In contrast, the quantum behavior of electrons and atoms, said Childs, “is relatively close to the native behavior of a quantum computer.” So one could then construct an exact computer model of such a molecule. “Many in the community, including me, believe that quantum chemistry and materials science will be one of the first useful applications of such devices,” said Aspuru-Guzik, who has been at the forefront of efforts to push quantum computing in this direction.

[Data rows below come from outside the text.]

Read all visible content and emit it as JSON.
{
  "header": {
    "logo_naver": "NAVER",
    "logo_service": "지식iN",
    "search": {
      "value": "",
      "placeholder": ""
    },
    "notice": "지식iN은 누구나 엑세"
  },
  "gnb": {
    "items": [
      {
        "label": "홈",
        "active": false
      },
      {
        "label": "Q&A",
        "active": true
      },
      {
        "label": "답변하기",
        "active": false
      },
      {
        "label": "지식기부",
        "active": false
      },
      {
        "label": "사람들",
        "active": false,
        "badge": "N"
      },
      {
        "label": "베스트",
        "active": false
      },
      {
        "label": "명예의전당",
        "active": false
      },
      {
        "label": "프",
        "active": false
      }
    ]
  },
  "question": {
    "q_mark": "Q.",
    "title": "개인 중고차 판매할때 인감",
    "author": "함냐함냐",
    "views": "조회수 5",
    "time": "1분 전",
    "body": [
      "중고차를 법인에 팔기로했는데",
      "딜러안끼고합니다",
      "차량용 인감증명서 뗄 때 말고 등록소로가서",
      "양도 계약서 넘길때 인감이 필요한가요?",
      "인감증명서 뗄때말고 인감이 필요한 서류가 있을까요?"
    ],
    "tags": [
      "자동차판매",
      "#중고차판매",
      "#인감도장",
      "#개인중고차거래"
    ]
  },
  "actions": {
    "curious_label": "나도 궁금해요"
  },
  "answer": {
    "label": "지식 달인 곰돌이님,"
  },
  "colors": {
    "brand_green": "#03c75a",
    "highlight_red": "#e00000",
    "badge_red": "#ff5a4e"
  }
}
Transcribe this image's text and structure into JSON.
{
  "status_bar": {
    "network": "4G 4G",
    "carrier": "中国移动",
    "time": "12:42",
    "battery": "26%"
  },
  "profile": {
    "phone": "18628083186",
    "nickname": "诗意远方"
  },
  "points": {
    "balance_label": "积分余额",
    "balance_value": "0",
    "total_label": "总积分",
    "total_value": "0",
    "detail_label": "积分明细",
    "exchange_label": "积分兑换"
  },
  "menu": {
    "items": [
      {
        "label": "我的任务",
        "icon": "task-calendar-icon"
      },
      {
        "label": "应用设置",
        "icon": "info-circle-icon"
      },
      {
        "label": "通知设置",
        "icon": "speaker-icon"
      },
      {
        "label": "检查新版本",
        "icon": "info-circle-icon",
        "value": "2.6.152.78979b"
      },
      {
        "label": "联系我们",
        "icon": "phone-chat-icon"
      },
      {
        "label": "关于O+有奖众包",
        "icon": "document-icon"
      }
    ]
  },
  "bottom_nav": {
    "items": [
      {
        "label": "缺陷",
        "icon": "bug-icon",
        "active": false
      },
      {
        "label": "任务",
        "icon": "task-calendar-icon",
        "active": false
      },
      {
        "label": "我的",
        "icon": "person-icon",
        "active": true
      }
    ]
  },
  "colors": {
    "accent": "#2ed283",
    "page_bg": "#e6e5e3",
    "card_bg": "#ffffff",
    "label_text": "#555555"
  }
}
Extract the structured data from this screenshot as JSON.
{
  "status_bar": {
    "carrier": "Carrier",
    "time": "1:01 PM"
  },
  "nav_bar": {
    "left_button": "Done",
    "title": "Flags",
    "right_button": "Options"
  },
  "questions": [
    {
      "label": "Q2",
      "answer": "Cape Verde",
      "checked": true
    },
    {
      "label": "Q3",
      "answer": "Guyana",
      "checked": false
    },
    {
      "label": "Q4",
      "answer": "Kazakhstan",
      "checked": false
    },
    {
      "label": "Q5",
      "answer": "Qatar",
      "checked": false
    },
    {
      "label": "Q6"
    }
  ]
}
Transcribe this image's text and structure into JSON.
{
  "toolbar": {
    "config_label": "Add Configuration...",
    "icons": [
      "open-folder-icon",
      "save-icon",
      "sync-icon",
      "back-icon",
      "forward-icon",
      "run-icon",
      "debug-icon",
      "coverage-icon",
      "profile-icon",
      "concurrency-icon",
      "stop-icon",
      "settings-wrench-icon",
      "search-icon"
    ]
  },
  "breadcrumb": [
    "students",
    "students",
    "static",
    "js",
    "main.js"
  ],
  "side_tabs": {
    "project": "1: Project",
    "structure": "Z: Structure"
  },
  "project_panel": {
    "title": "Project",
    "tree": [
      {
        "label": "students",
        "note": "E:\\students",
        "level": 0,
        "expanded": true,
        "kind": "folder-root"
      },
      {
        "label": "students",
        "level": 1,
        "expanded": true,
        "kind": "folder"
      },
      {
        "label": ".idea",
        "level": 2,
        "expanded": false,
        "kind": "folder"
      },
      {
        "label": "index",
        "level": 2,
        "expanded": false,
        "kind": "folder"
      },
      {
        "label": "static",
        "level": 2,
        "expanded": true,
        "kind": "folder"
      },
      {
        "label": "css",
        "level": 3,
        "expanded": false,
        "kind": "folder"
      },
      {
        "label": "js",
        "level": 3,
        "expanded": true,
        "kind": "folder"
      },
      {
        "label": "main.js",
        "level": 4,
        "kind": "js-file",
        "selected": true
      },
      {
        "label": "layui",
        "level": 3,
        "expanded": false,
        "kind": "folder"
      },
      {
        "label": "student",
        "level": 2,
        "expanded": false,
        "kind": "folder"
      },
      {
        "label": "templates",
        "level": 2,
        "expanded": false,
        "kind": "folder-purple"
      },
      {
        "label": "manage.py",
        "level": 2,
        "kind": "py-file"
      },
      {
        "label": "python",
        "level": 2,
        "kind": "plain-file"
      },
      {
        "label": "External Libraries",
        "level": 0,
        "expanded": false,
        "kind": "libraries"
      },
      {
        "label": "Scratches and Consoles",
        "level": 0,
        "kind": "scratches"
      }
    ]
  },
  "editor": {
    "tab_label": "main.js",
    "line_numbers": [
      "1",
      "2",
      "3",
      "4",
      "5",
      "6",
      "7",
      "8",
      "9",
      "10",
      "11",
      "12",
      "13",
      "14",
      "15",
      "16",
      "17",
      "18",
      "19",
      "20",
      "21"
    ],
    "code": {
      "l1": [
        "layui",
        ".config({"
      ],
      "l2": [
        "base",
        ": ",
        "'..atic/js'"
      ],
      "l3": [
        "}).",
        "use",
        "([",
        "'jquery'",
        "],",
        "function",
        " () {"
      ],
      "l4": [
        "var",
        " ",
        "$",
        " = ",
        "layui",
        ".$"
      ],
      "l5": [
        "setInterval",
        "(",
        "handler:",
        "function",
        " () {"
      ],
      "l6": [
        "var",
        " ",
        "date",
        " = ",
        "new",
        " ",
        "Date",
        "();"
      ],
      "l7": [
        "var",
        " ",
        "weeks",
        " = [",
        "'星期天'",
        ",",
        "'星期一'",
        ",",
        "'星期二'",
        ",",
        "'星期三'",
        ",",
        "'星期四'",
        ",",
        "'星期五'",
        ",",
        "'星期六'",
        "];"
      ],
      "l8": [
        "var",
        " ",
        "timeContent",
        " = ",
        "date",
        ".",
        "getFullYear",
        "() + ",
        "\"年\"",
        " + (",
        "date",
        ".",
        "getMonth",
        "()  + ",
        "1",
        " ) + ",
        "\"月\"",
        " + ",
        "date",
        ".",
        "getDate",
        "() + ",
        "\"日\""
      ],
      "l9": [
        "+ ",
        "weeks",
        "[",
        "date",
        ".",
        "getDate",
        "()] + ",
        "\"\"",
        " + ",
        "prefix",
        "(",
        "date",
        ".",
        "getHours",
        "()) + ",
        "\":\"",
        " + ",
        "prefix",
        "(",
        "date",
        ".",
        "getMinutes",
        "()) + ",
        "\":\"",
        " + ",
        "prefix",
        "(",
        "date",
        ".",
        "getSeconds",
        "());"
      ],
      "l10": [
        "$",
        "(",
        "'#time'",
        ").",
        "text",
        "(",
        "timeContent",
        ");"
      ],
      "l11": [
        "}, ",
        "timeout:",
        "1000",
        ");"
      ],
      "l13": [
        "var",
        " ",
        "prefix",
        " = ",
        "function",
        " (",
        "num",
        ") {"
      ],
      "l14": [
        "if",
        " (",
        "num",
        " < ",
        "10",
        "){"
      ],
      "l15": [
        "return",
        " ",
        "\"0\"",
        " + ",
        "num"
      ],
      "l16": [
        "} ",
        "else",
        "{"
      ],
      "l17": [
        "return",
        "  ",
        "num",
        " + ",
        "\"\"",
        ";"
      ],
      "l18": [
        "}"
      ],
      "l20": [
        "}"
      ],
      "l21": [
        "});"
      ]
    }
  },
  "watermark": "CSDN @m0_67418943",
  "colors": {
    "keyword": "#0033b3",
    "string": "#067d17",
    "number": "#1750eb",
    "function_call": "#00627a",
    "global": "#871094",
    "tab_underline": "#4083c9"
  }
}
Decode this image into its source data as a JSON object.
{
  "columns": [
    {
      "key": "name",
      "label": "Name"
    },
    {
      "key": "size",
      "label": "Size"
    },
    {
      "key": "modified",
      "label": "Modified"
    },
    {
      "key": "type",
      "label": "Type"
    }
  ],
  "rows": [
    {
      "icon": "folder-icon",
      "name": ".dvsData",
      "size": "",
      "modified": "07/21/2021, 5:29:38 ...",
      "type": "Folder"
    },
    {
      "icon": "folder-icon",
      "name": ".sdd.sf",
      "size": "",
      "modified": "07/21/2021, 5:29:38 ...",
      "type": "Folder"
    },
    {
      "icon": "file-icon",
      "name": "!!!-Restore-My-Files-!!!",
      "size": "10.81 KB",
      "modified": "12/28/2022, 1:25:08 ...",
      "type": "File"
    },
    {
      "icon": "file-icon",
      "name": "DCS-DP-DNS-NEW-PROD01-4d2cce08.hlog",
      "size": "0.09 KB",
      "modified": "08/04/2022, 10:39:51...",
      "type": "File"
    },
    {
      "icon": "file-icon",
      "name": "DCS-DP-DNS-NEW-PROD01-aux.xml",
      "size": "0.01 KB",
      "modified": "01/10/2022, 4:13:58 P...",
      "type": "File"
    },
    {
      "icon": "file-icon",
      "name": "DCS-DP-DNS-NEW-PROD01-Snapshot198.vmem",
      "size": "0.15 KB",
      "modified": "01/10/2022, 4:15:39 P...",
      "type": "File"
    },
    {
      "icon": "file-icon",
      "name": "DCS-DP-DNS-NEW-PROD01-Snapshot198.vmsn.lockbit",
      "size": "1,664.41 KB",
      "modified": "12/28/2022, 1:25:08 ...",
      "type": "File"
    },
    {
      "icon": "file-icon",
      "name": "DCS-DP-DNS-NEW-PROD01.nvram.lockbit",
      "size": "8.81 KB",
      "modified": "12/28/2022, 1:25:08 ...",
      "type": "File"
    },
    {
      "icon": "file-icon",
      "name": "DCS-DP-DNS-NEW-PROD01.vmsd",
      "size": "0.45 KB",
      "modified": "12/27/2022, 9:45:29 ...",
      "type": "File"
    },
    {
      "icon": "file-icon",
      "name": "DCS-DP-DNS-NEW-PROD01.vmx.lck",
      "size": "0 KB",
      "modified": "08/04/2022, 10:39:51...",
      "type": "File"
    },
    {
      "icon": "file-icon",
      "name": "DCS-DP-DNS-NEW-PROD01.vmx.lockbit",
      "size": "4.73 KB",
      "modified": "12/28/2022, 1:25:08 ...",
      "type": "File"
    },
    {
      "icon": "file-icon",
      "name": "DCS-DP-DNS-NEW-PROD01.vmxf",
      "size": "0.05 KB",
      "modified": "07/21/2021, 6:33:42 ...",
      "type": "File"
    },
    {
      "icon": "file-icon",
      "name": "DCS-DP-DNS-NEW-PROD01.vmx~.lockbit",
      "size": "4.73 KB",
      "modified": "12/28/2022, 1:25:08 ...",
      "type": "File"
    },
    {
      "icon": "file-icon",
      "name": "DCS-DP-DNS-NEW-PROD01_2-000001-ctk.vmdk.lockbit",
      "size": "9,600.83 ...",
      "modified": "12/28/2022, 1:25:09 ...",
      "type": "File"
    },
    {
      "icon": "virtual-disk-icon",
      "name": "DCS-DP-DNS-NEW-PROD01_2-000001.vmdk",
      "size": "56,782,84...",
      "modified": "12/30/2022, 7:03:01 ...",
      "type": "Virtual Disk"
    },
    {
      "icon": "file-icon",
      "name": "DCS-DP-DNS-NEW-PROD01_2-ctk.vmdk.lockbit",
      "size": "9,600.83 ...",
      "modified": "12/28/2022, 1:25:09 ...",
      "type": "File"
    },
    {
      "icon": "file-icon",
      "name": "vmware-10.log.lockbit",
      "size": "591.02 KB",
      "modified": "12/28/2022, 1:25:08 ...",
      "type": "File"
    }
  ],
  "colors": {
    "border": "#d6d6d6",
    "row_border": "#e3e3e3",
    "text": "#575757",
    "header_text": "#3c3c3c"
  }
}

Quantum simulations are proving their worth even on the very small quantum computers available so far. A team of researchers including Aspuru-Guzik has developed an algorithm that they call the variational quantum eigensolver (VQE), which can efficiently find the lowest-energy states of molecules even with noisy qubits. So far it can only handle very small molecules with few electrons, which classical computers can already simulate accurately. But the capabilities are getting better, as Gambetta and coworkers showed last September when they used a 6-qubit device at IBM to calculate the electronic structures of molecules, including lithium hydride and beryllium hydride. The work was “a significant leap forward for the quantum regime,” according to physical chemist Markus Reiher of the Swiss Federal Institute of Technology in Zurich, Switzerland. “The use of the VQE for the simulation of small molecules is a great example of the possibility of near-term heuristic algorithms,” said Gambetta.
But even for this application, Aspuru-Guzik confesses that logical qubits with error correction will probably be needed before quantum computers truly begin to surpass classical devices. “I would be really excited when error-corrected quantum computing begins to become a reality,” he said.
“If we had more than 200 logical qubits, we could do things in quantum chemistry beyond standard approaches,” Reiher adds. “And if we had about 5,000 such qubits, then the quantum computer would be transformative in this field.”
What’s Your Volume?
Despite the challenges of reaching those goals, the fast growth of quantum computers from 5 to 50 qubits in barely more than a year has raised hopes. But we shouldn’t get too fixated on these numbers, because they tell only part of the story. What matters is not just—or even mainly—how many qubits you have, but how good they are, and how efficient your algorithms are.
Any quantum computation has to be completed before decoherence kicks in and scrambles the qubits. Typically, the groups of qubits assembled so far have decoherence times of a few microseconds. The number of logic operations you can carry out during that fleeting moment depends on how quickly the quantum gates can be switched—if this time is too slow, it really doesn’t matter how many qubits you have at your disposal. The number of gate operations needed for a calculation is called its depth: Low-depth (shallow) algorithms are more feasible than high-depth ones, but the question is whether they can be used to perform useful calculations.
What’s more, not all qubits are equally noisy. In theory it should be possible to make very low-noise qubits from so-called topological electronic states of certain materials, in which the “shape” of the electron states used for encoding binary information confers a kind of protection against random noise. Researchers at Microsoft, most prominently, are seeking such topological states in exotic quantum materials, but there’s no guarantee that they’ll be found or will be controllable.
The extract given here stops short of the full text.